A pediatra é uma prova de como o questionamento dos padrões e a conquista de uma maior liberdade transparecem nas produções literárias do século XXI. Cecília trai o marido; se separa; arruma um amante casado. Ela não se intimida em trancar a porta do consultório para receber o namorado, enquanto os pacientes aguardam na fila de espera. Atuando como neonatologista, se sente ameaçada quando um pediatra integralista, parceiro das doulas, conquista grande parte da clientela de seu bairro. Para tomar de volta a sua posição, está disposta a investigar sem limites, a mentir, se passar por outra pessoa, inventar histórias. Nos relacionamentos amorosos, não se envolve emocionalmente e valoriza apenas os momentos de sexo. Quando quer alguma coisa, não enxerga obstáculos. E ela quer, a qualquer custo, Bruninho, o filho do amante. Em muitas cenas, cogita demitir a empregada grávida e, no íntimo, pensa em roubar o namorado dela. E, depois disso tudo, termina sem grandes problemas.

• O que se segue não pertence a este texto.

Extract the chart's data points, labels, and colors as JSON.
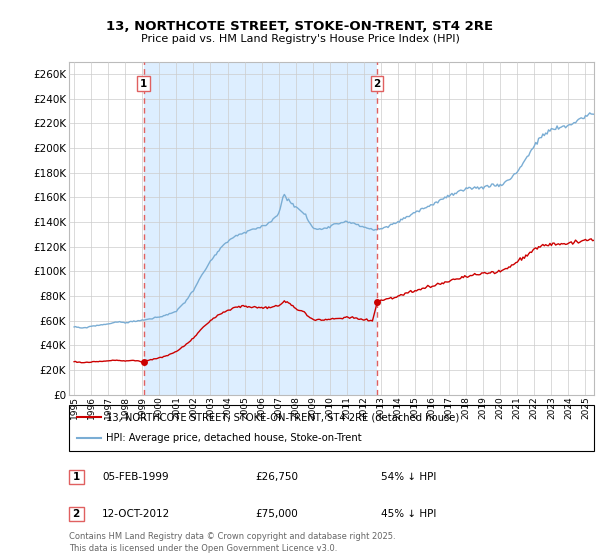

A protagonista do romance foge, portanto, totalmente ao padrão comportamental da mulher valorizado no século XIX e grande parte do XX. O casamento, o cuidado com o marido e os filhos, a valorização da família e o olhar voltado aos afazeres da casa passam longe do cotidiano da personagem Cecília. Ela é independente financeiramente, vive sozinha e cultiva o seu espaço.

A pediatra é o terceiro romance da paulista Andréa Fátima dos Santos, que já deixou transparecer a defesa dos valores femininos pelo pseudônimo que escolheu. Ela adotou o nome Andréa del Fuego desde que começou a escrever, no fim da década de 1990, quando assinava crônicas para um veículo de imprensa e tirava dúvidas sexuais dos leitores. A inspiração veio da mineira Luz del Fuego, mulher naturista, feminista, que viveu na primeira metade do século XX e sofreu severas consequências da família por suas transgressões.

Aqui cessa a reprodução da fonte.